High levels of distress are with us considering many of us may represent “at high risk population.”
So how do we respond and get this right? Is there a silver lining? There is plenty of advice out there, but how do we in our communities translate all of it into constructive action?
The buzz word of the moment is “resilience.” So what is resilience? It can be defined as a psychological quality allowing those suffering from the challenges of life to bounce back and be at least as strong as before. Some say that it includes “a personal roadmap” that, when challenged, we respond and emerge stronger than before.
So, is “resilience” something we are born with? Yes it is, but it can also be learned. It often requires focus, sustained attention, motivation, patience and persistence for us to succeed.
A positive attitude is a must. If we find ourselves saying negative or pessimistic things we must stop it. This is a time for our communities to meaningfully connect or re-connect with family and friends where or when that is possible. Learn to listen, pay attention and be cognitively aware. Be supportive of your spouse.
Listen to their concerns. Get to know your neighbors better and find out who needs your support. Many of our community members are in need and would benefit from your assistance.
Stay in the moment and reduce the tendency to worry about the future that we cannot control.
As senior communities, we may feel alone and helpless. Consider watching your diet and commit to an appropriate exercise program. If you believe in the power of prayer, start praying or meditating for inner strength and peace. Some benefit from yoga and/or weight training. Or simply go for more early morning walks.
Choose or continue what program is right for you. Include doing those things you have always wanted to do but have never done.
In our family, we bought a good stationary bike and with the help of YouTube assembled it ourselves. My wife and I never had much interest in using a stationary bike, but now we love it.
New discoveries are wonderful experiences and act as “occupational therapy” to reduce the tendency to overanalyze and stress out over the uncertainties of life.
Home projects may include cleaning and organizing our home and garage or landscaping our yard. Re-organizing our finances or taking up a new hobby are also possibilities.
Consider reducing time watching the news because the news is not only primarily negative but is also repetitive, which feeds into obsessional thought patterns. Remember that many in our communities are homebound, isolated and estranged and are prone to fatigue and exhaustion.
If we have serious problems, such as a severe depression, uncontrollable anxiety or are excessively abusing alcohol or drugs, please reach out to others, starting with your own primary doctor who can provide referrals. Telehealth services, including phone therapy, are now covered under Medicare.

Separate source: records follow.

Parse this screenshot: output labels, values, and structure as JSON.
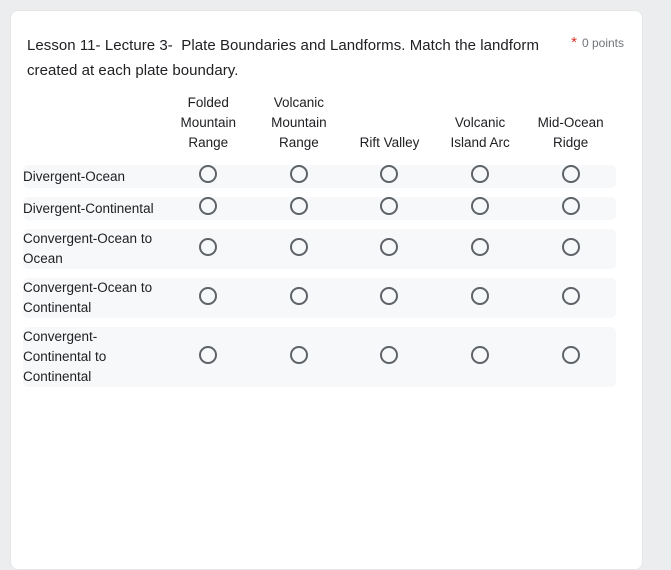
{
  "question": {
    "title": "Lesson 11- Lecture 3-  Plate Boundaries and Landforms. Match the landform created at each plate boundary.",
    "required_marker": "*",
    "points": "0 points"
  },
  "grid": {
    "columns": [
      "Folded Mountain Range",
      "Volcanic Mountain Range",
      "Rift Valley",
      "Volcanic Island Arc",
      "Mid-Ocean Ridge"
    ],
    "rows": [
      {
        "label": "Divergent-Ocean",
        "options": [
          {
            "value": "Folded Mountain Range",
            "selected": false
          },
          {
            "value": "Volcanic Mountain Range",
            "selected": false
          },
          {
            "value": "Rift Valley",
            "selected": false
          },
          {
            "value": "Volcanic Island Arc",
            "selected": false
          },
          {
            "value": "Mid-Ocean Ridge",
            "selected": false
          }
        ]
      },
      {
        "label": "Divergent-Continental",
        "options": [
          {
            "value": "Folded Mountain Range",
            "selected": false
          },
          {
            "value": "Volcanic Mountain Range",
            "selected": false
          },
          {
            "value": "Rift Valley",
            "selected": false
          },
          {
            "value": "Volcanic Island Arc",
            "selected": false
          },
          {
            "value": "Mid-Ocean Ridge",
            "selected": false
          }
        ]
      },
      {
        "label": "Convergent-Ocean to Ocean",
        "options": [
          {
            "value": "Folded Mountain Range",
            "selected": false
          },
          {
            "value": "Volcanic Mountain Range",
            "selected": false
          },
          {
            "value": "Rift Valley",
            "selected": false
          },
          {
            "value": "Volcanic Island Arc",
            "selected": false
          },
          {
            "value": "Mid-Ocean Ridge",
            "selected": false
          }
        ]
      },
      {
        "label": "Convergent-Ocean to Continental",
        "options": [
          {
            "value": "Folded Mountain Range",
            "selected": false
          },
          {
            "value": "Volcanic Mountain Range",
            "selected": false
          },
          {
            "value": "Rift Valley",
            "selected": false
          },
          {
            "value": "Volcanic Island Arc",
            "selected": false
          },
          {
            "value": "Mid-Ocean Ridge",
            "selected": false
          }
        ]
      },
      {
        "label": "Convergent-Continental to Continental",
        "options": [
          {
            "value": "Folded Mountain Range",
            "selected": false
          },
          {
            "value": "Volcanic Mountain Range",
            "selected": false
          },
          {
            "value": "Rift Valley",
            "selected": false
          },
          {
            "value": "Volcanic Island Arc",
            "selected": false
          },
          {
            "value": "Mid-Ocean Ridge",
            "selected": false
          }
        ]
      }
    ]
  },
  "colors": {
    "page_background": "#ebedef",
    "card_background": "#ffffff",
    "row_band": "#f6f8fa",
    "text_primary": "#202124",
    "text_secondary": "#70757a",
    "required_red": "#d93025",
    "radio_outline": "#5f6368"
  }
}
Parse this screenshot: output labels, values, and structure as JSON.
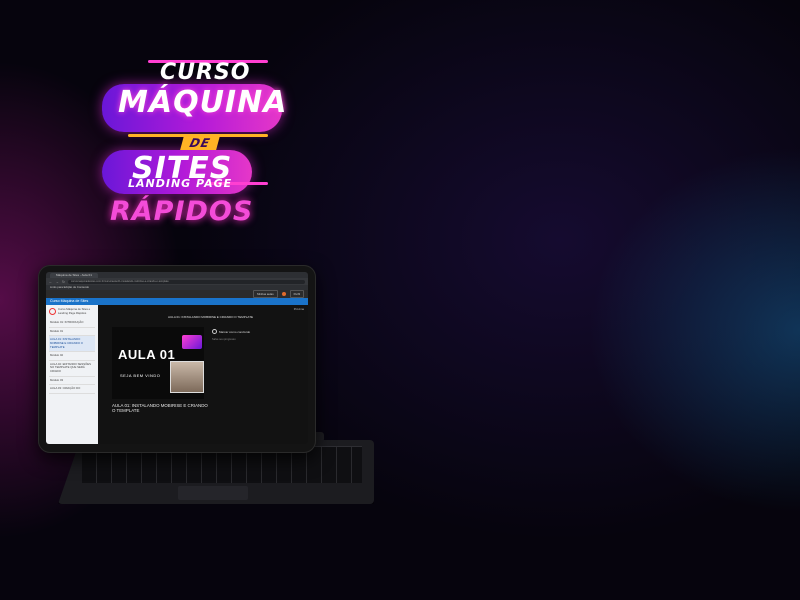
{
  "logo": {
    "curso": "CURSO",
    "maquina": "MÁQUINA",
    "de": "DE",
    "sites": "SITES",
    "landing_page": "LANDING PAGE",
    "rapidos": "RÁPIDOS"
  },
  "tablet_screen": {
    "browser_tab": "Máquina de Sites - Aula 01",
    "url": "cursomaquinadesites.com.br/curso/aula-01-instalando-mobirise-e-criando-o-template",
    "bookmarks_bar": "Links para Edição de Conteúdo",
    "topbar_buttons": [
      "Minhas aulas",
      "Perfil"
    ],
    "course_title": "Curso Máquina de Sites",
    "breadcrumb": "Próxima",
    "lesson_header": "AULA 01: INSTALANDO MOBIRISE E CRIANDO O TEMPLATE",
    "sidebar": {
      "course_name": "Curso Máquina de Sites e Landing Page Rápidos",
      "items": [
        "Módulo 01: INTRODUÇÃO",
        "Módulo 01",
        "AULA 01: INSTALANDO MOBIRISE E CRIANDO O TEMPLATE",
        "Módulo 02",
        "AULA 02: EDITANDO SESSÕES NO TEMPLATE QUE SERÁ CRIADO",
        "Módulo 03",
        "AULA 03: CRIAÇÃO DO"
      ]
    },
    "video": {
      "title_text": "AULA 01",
      "subtitle_text": "SEJA BEM VINDO"
    },
    "lesson_caption": "AULA 01: INSTALANDO MOBIRISE E CRIANDO O TEMPLATE",
    "mark_done": "Marcar como concluído",
    "note": "Salve seu progresso"
  }
}
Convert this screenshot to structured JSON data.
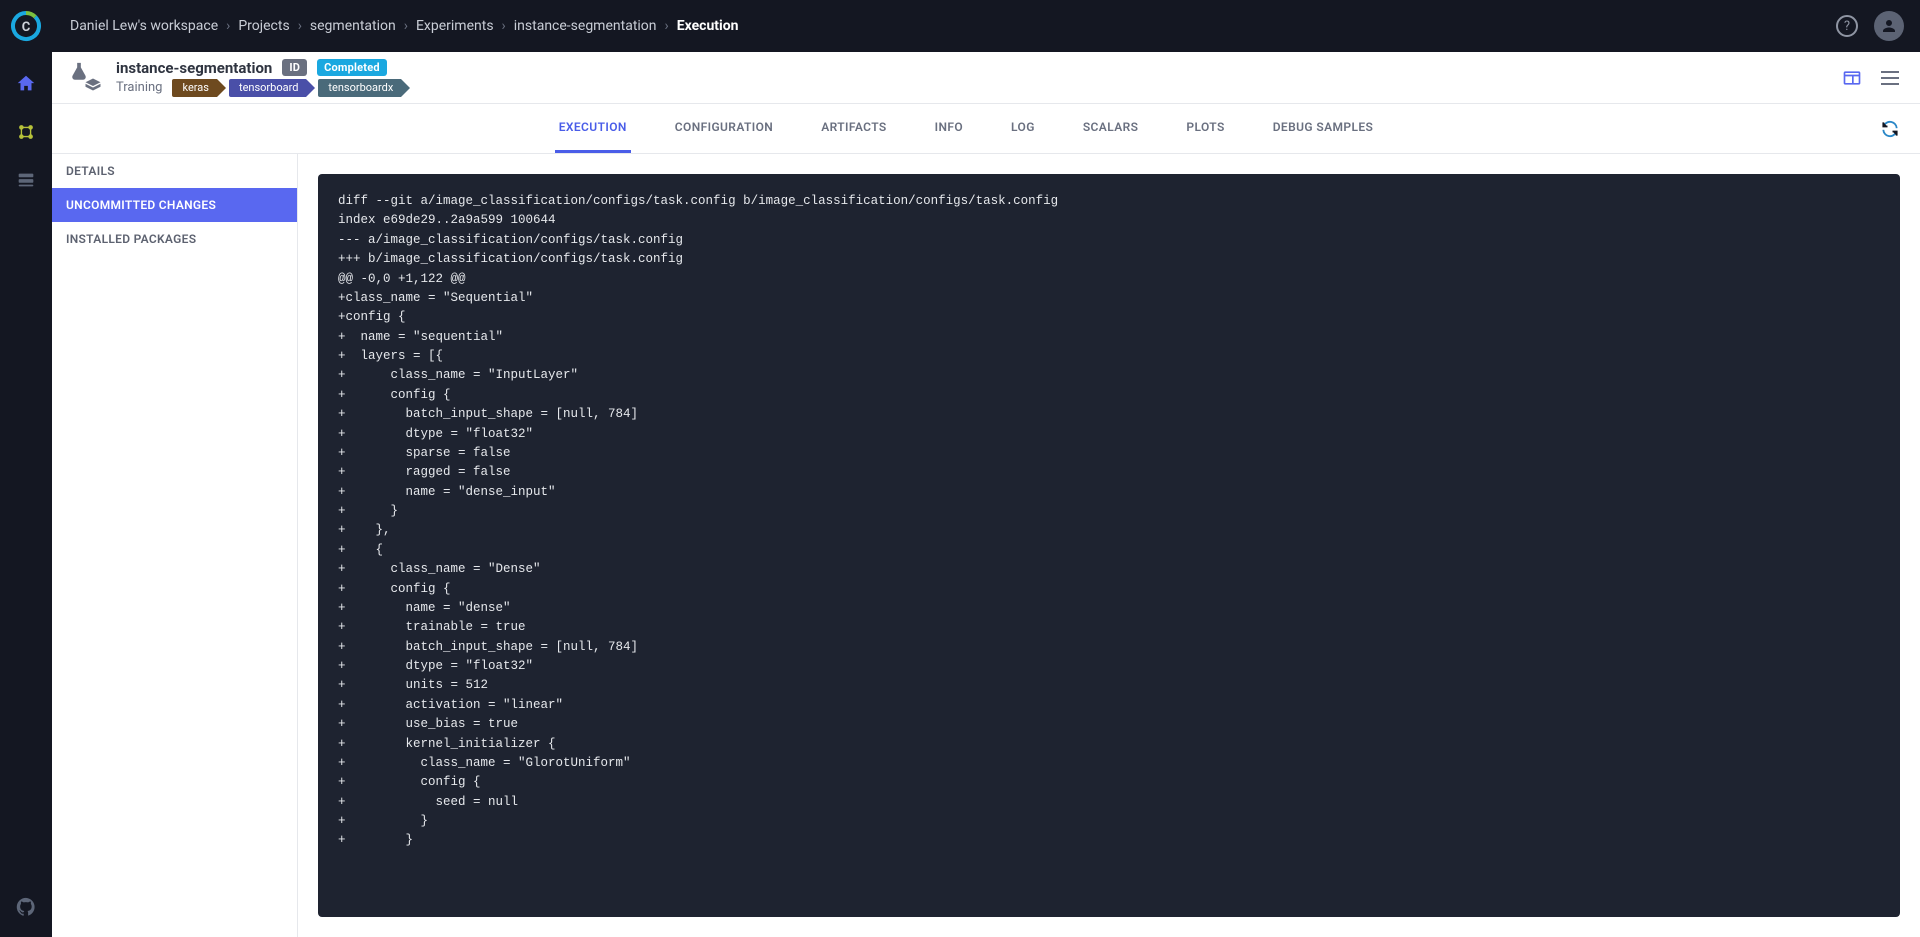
{
  "breadcrumbs": {
    "workspace": "Daniel Lew's workspace",
    "projects": "Projects",
    "project": "segmentation",
    "experiments": "Experiments",
    "experiment": "instance-segmentation",
    "current": "Execution"
  },
  "header": {
    "title": "instance-segmentation",
    "id_badge": "ID",
    "status_badge": "Completed",
    "task_type": "Training",
    "tags": {
      "keras": "keras",
      "tensorboard": "tensorboard",
      "tensorboardx": "tensorboardx"
    }
  },
  "tabs": {
    "execution": "EXECUTION",
    "configuration": "CONFIGURATION",
    "artifacts": "ARTIFACTS",
    "info": "INFO",
    "log": "LOG",
    "scalars": "SCALARS",
    "plots": "PLOTS",
    "debug_samples": "DEBUG SAMPLES"
  },
  "sidepanel": {
    "details": "DETAILS",
    "uncommitted": "UNCOMMITTED CHANGES",
    "installed": "INSTALLED PACKAGES"
  },
  "diff": "diff --git a/image_classification/configs/task.config b/image_classification/configs/task.config\nindex e69de29..2a9a599 100644\n--- a/image_classification/configs/task.config\n+++ b/image_classification/configs/task.config\n@@ -0,0 +1,122 @@\n+class_name = \"Sequential\"\n+config {\n+  name = \"sequential\"\n+  layers = [{\n+      class_name = \"InputLayer\"\n+      config {\n+        batch_input_shape = [null, 784]\n+        dtype = \"float32\"\n+        sparse = false\n+        ragged = false\n+        name = \"dense_input\"\n+      }\n+    },\n+    {\n+      class_name = \"Dense\"\n+      config {\n+        name = \"dense\"\n+        trainable = true\n+        batch_input_shape = [null, 784]\n+        dtype = \"float32\"\n+        units = 512\n+        activation = \"linear\"\n+        use_bias = true\n+        kernel_initializer {\n+          class_name = \"GlorotUniform\"\n+          config {\n+            seed = null\n+          }\n+        }"
}
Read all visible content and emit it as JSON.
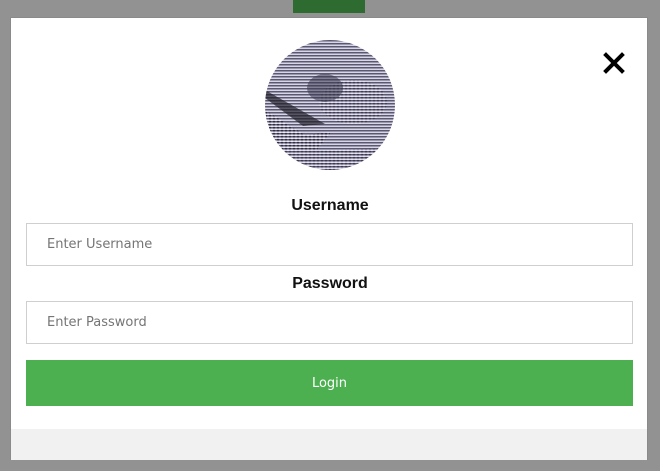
{
  "modal": {
    "close_icon": "close-icon",
    "avatar_icon": "user-avatar-image"
  },
  "form": {
    "username_label": "Username",
    "username_placeholder": "Enter Username",
    "username_value": "",
    "password_label": "Password",
    "password_placeholder": "Enter Password",
    "password_value": "",
    "login_label": "Login"
  },
  "colors": {
    "overlay": "#929292",
    "top_tab": "#2e6b30",
    "login_button": "#4caf50",
    "footer": "#f1f1f1"
  }
}
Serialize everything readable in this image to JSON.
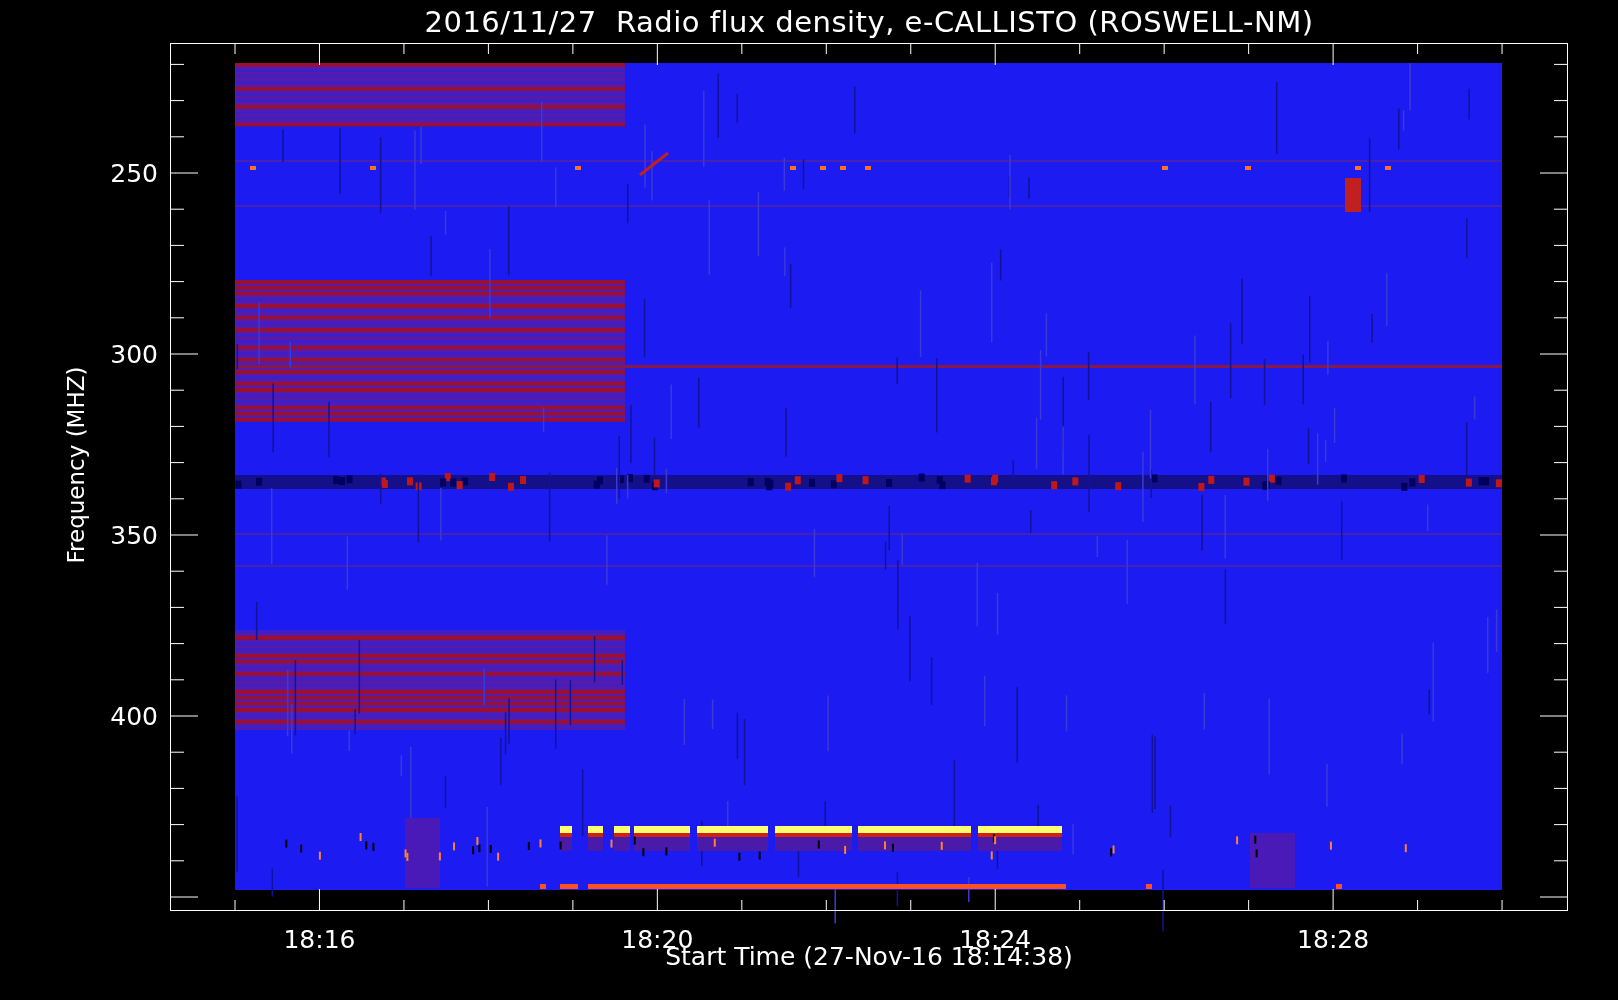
{
  "plot": {
    "title": "2016/11/27  Radio flux density, e-CALLISTO (ROSWELL-NM)",
    "xlabel": "Start Time (27-Nov-16 18:14:38)",
    "ylabel": "Frequency (MHZ)",
    "x_tick_labels": [
      "18:16",
      "18:20",
      "18:24",
      "18:28"
    ],
    "y_tick_labels": [
      "250",
      "300",
      "350",
      "400"
    ]
  }
}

Remember that we all have the possibility of renewal and re-vitalization if we take good care of ourselves and use our resources wisely. It is critical to get a good night’s sleep.
This pandemic appears to be moving toward a new phase that includes re-engaging in the community, albeit in a cautious manner. The suggestions given here still apply. Nearly all of us are capable of resilience and personal growth. Please consider the wisdom found in the Serenity Prayer, “God grant me the serenity to accept the things I cannot change, courage to change the things I can and wisdom to know the difference.”
To sum it all up, practice self care, apply appropriate time management, be as productive as you can, be as positive and grateful as you can be and make healthy life choices. Let us work together with family, friends and community to manage this crisis successfully.
Stephen Gill, Ph.D, is a Sun City West resident and a licensed and psychologist.